Akan tetapi dalam  menafsirkan al-Qur’an tentunya kita tidak bisa dipisahkan oleh keilmuan para ulama’Salaf yang memang memiliki keahlian dalam bidang penafsiran sehingga kita mengenal ilmu Asbabunnuzul, ilmu Asbabunnuqul, munasabatul ayat dan tentang ayat-ayat Muhkamat dan Mutasyabihat dan lain sebagainya sehingga dengannya kita akan mengetahui makna asli dari sebuah ayat al-Qur’an
2.    Pandangan Quasi-Obyektifis modernis
Pandagan ini hampir sama dengan obyektifis tradisional yang tidak melupakan cara penafsiran ulama’ salaf sebagai pijakan awal bagi pembacaan al-Qur’an pada masa kini, akan tetapi makna literal tidak lagi dipandang sebagai pesan utama al-Qur’an. Menurut Quasi sarjana-sarjana muslim saat ini harus juga berusaha memahami makna dibalik pesan literal yang disebut Rahman dengan ratio legis atau istilah lain disebut dengan Maqashid ( Tujun-tujun ayat ) maka dibalik  pesan literal ilmiyah yang harus diimplementasikan pada masa sekarang dan akan datang.
3.    Menurut pandangan subyektivis
Aliran  subyekifis menegaskan setiap genersi mempunyai hak untuk menafsirkan al-Qur’an  sesuai dengan perkemmbangan ilmmu pengetahuan dan pengalaman pada saat al-Qur’an ditafsirkan. Pandangan ini antara lain dianut oleh Muhammad Syahrur ia mengatakan bahwa kebenaran interpretatif terleak pada sebuah penafsiran dengan kebutuhan dan situasi serta perkembangan ilmu  ppada saat al-Qur’an ditafsirkan. Muhammad Syahrur berpegang pada sebuah pepatah atau pribahas yang mengatakan “ Tsabat  Annash waharokat  al- muuhtawa “  Bahwa sesungguhnya teks al-Qur’an tetap  tetapi kandungannya terus bergerak  atau berkembang.

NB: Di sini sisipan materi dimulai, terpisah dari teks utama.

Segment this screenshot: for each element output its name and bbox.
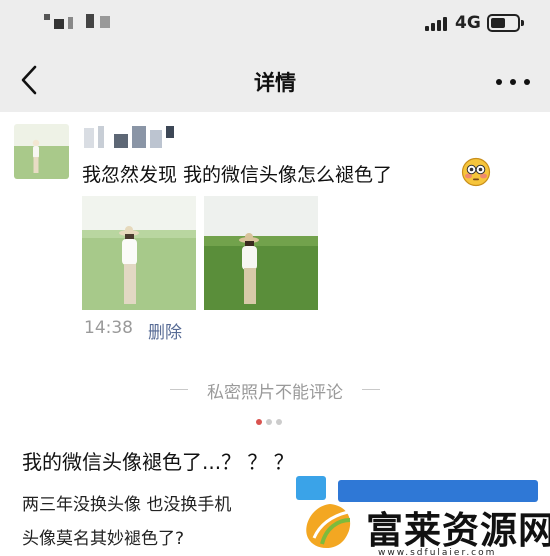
watermark: 富莱资源网 www.sdfulaier.com (282, 472, 550, 556)
carousel-dot (276, 419, 282, 425)
avatar[interactable] (14, 124, 69, 179)
navigation-bar: 详情 (0, 50, 550, 112)
battery-icon (487, 14, 524, 32)
post-photo-faded[interactable] (82, 196, 196, 310)
carousel-dot (256, 419, 262, 425)
carrier-label (44, 14, 114, 30)
post-time: 14:38 (84, 318, 133, 338)
comment-notice: 私密照片不能评论 (207, 383, 343, 403)
delete-link[interactable]: 删除 (148, 318, 182, 343)
flushed-face-emoji (461, 157, 491, 187)
watermark-name: 富莱资源网 (366, 508, 550, 552)
watermark-url: www.sdfulaier.com (378, 548, 497, 556)
top-bar: 4G 详情 (0, 0, 550, 112)
carousel-dot (266, 419, 272, 425)
status-bar: 4G (0, 0, 550, 46)
cellular-signal-icon (425, 17, 449, 31)
username[interactable] (84, 126, 184, 150)
post-text: 我忽然发现 我的微信头像怎么褪色了 (82, 164, 393, 186)
divider-right (362, 389, 380, 390)
article-title: 我的微信头像褪色了...？ ？ ？ (22, 450, 294, 474)
page-title: 详情 (254, 71, 296, 95)
post-photo-original[interactable] (204, 196, 318, 310)
ellipsis-icon[interactable] (496, 77, 530, 87)
leaf-logo-icon (306, 504, 351, 549)
article-line: 头像莫名其妙褪色了? (22, 529, 185, 549)
carousel-indicator (256, 419, 296, 427)
network-type: 4G (455, 13, 481, 33)
article-line: 两三年没换头像 也没换手机 (22, 495, 232, 515)
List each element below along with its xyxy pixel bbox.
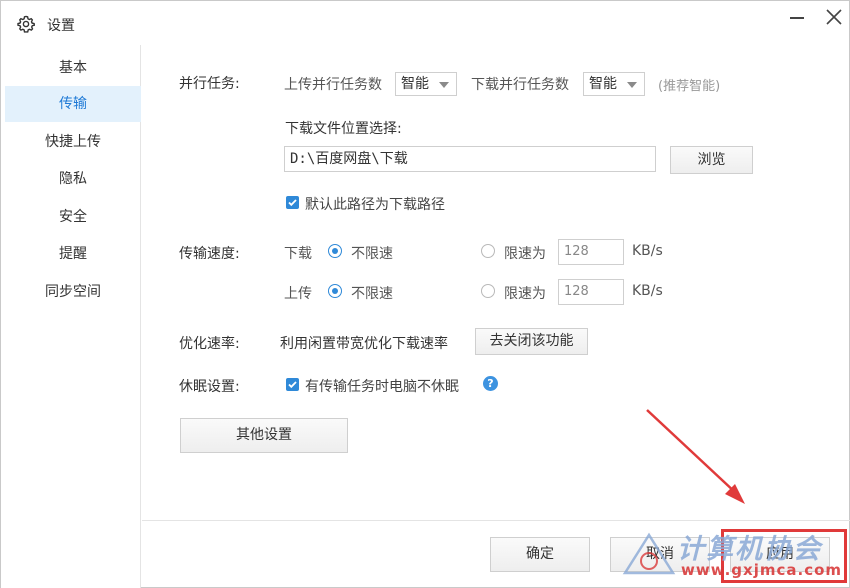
sidebar-item-sync-space[interactable]: 同步空间: [5, 274, 141, 310]
download-location-label: 下载文件位置选择:: [285, 121, 402, 137]
default-path-label: 默认此路径为下载路径: [305, 197, 445, 213]
download-parallel-value: 智能: [589, 76, 617, 92]
recommend-hint: (推荐智能): [658, 79, 721, 94]
upload-limit-radio[interactable]: [481, 284, 495, 298]
apply-highlight-box: [721, 529, 847, 583]
download-unlimited-label: 不限速: [351, 246, 393, 262]
title-bar: 设置: [1, 1, 849, 45]
ok-button[interactable]: 确定: [490, 537, 590, 572]
download-unlimited-radio[interactable]: [328, 244, 342, 258]
no-sleep-checkbox[interactable]: [286, 378, 299, 391]
download-path-input[interactable]: D:\百度网盘\下载: [284, 146, 656, 172]
upload-unlimited-label: 不限速: [351, 286, 393, 302]
annotation-arrow: [646, 409, 745, 504]
optimize-rate-label: 优化速率:: [179, 336, 240, 352]
default-path-checkbox[interactable]: [286, 196, 299, 209]
sidebar-item-transfer[interactable]: 传输: [5, 86, 141, 122]
minimize-icon[interactable]: [785, 5, 811, 31]
sidebar-item-security[interactable]: 安全: [5, 199, 141, 235]
close-icon[interactable]: [821, 5, 847, 31]
upload-speed-unit: KB/s: [632, 283, 663, 299]
upload-parallel-label: 上传并行任务数: [284, 77, 382, 93]
optimize-rate-description: 利用闲置带宽优化下载速率: [280, 336, 448, 352]
gear-icon: [17, 15, 36, 33]
download-parallel-select[interactable]: 智能: [583, 72, 645, 96]
upload-speed-label: 上传: [284, 286, 312, 302]
window-title: 设置: [47, 18, 75, 34]
no-sleep-label: 有传输任务时电脑不休眠: [305, 379, 459, 395]
sidebar-item-quick-upload[interactable]: 快捷上传: [5, 124, 141, 160]
sleep-settings-label: 休眠设置:: [179, 379, 240, 395]
download-speed-unit: KB/s: [632, 243, 663, 259]
download-speed-label: 下载: [284, 246, 312, 262]
cancel-button[interactable]: 取消: [610, 537, 710, 572]
footer-divider: [142, 520, 850, 521]
disable-optimize-button[interactable]: 去关闭该功能: [475, 328, 588, 355]
settings-window: 设置 基本 传输 快捷上传 隐私 安全 提醒 同步空间 并行任务: 上传并行任务…: [0, 0, 850, 588]
upload-limit-input[interactable]: 128: [558, 279, 624, 305]
sidebar-item-reminder[interactable]: 提醒: [5, 236, 141, 272]
browse-button[interactable]: 浏览: [670, 146, 753, 174]
sidebar-item-basic[interactable]: 基本: [5, 50, 141, 86]
settings-sidebar: 基本 传输 快捷上传 隐私 安全 提醒 同步空间: [1, 45, 141, 588]
chevron-down-icon: [627, 82, 637, 88]
upload-parallel-select[interactable]: 智能: [395, 72, 457, 96]
sidebar-item-privacy[interactable]: 隐私: [5, 161, 141, 197]
download-limit-radio[interactable]: [481, 244, 495, 258]
upload-limit-label: 限速为: [504, 286, 546, 302]
download-limit-label: 限速为: [504, 246, 546, 262]
parallel-tasks-label: 并行任务:: [179, 76, 240, 92]
help-icon[interactable]: ?: [483, 376, 498, 391]
upload-unlimited-radio[interactable]: [328, 284, 342, 298]
upload-parallel-value: 智能: [401, 76, 429, 92]
chevron-down-icon: [439, 82, 449, 88]
other-settings-button[interactable]: 其他设置: [180, 418, 348, 453]
transfer-speed-label: 传输速度:: [179, 246, 240, 262]
download-parallel-label: 下载并行任务数: [471, 77, 569, 93]
download-limit-input[interactable]: 128: [558, 239, 624, 265]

C.       Ma’na cum –Maghza sebagai makna alternatif
1.    Definisi
Dari tiga pandangan diatas obyektifis tradisional, obyektifis modernis, dan pandangan subyektifis. Pandangan obyektifis modernis lebih dapat diterima dalam rangka memproyeksikan pengembangan metode pembacaan al-Qur’an pada masa kini, karna metode obyektivis tradisional memiliki banyak kelemahan. Pertama, mereka tidak memperhatikan bahwa sebagian ketetapan hukum tersurat dalam al-Qur’an, seperti hukum perbudakan tidak lagi dapat diaplikasikan dalam kehidupan pada masa sekarang. Kedua, mereka tidak membedakan antara pesan inti al-qur’an dan pesan superfisial (bukan inti). Ketiga, pandangan ini tidak memberikan peran akal secara signifikan. Keempat, mereka yang memiliki pandagan ini tidak tertarik untuk melakukan pembaharuan pemahamn terhadap teks al-Qur’an untuk mencoba menjawab tantangan-tantangan modern dengan cara mempertimbangkan adnya perbedaan antara situasi pada saat diturunkannya ayat dengan kondisi yang ada pada masa kini.
Sementara itu, pandangan subyektivis cenderung menafsirkan al-Qur’an sesuai dengan kemauan pembaca, padahal tugas pertama seorang mufassir adalah membiarkan teks yang ditafsirkan itu berbicara dan menyampaikan pesan tertentu, dan bukan sebaliknya. Akseptabilitas pandangan quasi obyektivis  modernis terletak pada apa yang disebut dengan “keseimbangan hermeneutik”, dalam arti ia memberi perhatian yang sama terhadap makna asal literal dan pesan utama  di balik makna literal. Apakah signifikansi yang dipahami pada masa Nabi atau pada saat ayat tertentu diintepretasikan? Menurut penulis dalam artikel ini, ada dua macam signifikansi: pertama, signifikansi fenomenal, yakni pesan utama yang dipahami dan diaplikasikan secara kontekstual dan dinamis mulai pada masa Nabi hingga saat ayat ditafsirkan dalam periode tertentu. Kedua, signifikan literal, yakni akumulasi ideal dari pemahaman-pemahaman terhadap signifikansi ayat. Akumulasi pemahaman ini akan diketahui pada akhir/ tujuan peradaban manusia yang dikendaki oleh Allah SWT.
    
2.    Aplikasi Pembacaan Alternatif
Selain beberapa hal yang tersebut diatas yang terkait dengan Tipologi dan Proyeksi penafsiran kontemporer terhadap al-Qur’an, teks ini juga memuat Aplikasi pembacaan alternatif. Bentuk penafsiran ini akan mencoba menguak makna dan signifikansi ayat seperti dalam al-Qur’an surat Annisa’ ayat 11, yang memuat sitem pembagian warisan yang anak laki-laki memiliki lebih banyak mendapatkan bagian ketimbang anak perempuan. Arti potongan ayat tersebut;

Artinya ; Alloh mewasiatkan kamu sekalian, bahwa anak laki-laki memiliki dua bagian dari anak perempuan.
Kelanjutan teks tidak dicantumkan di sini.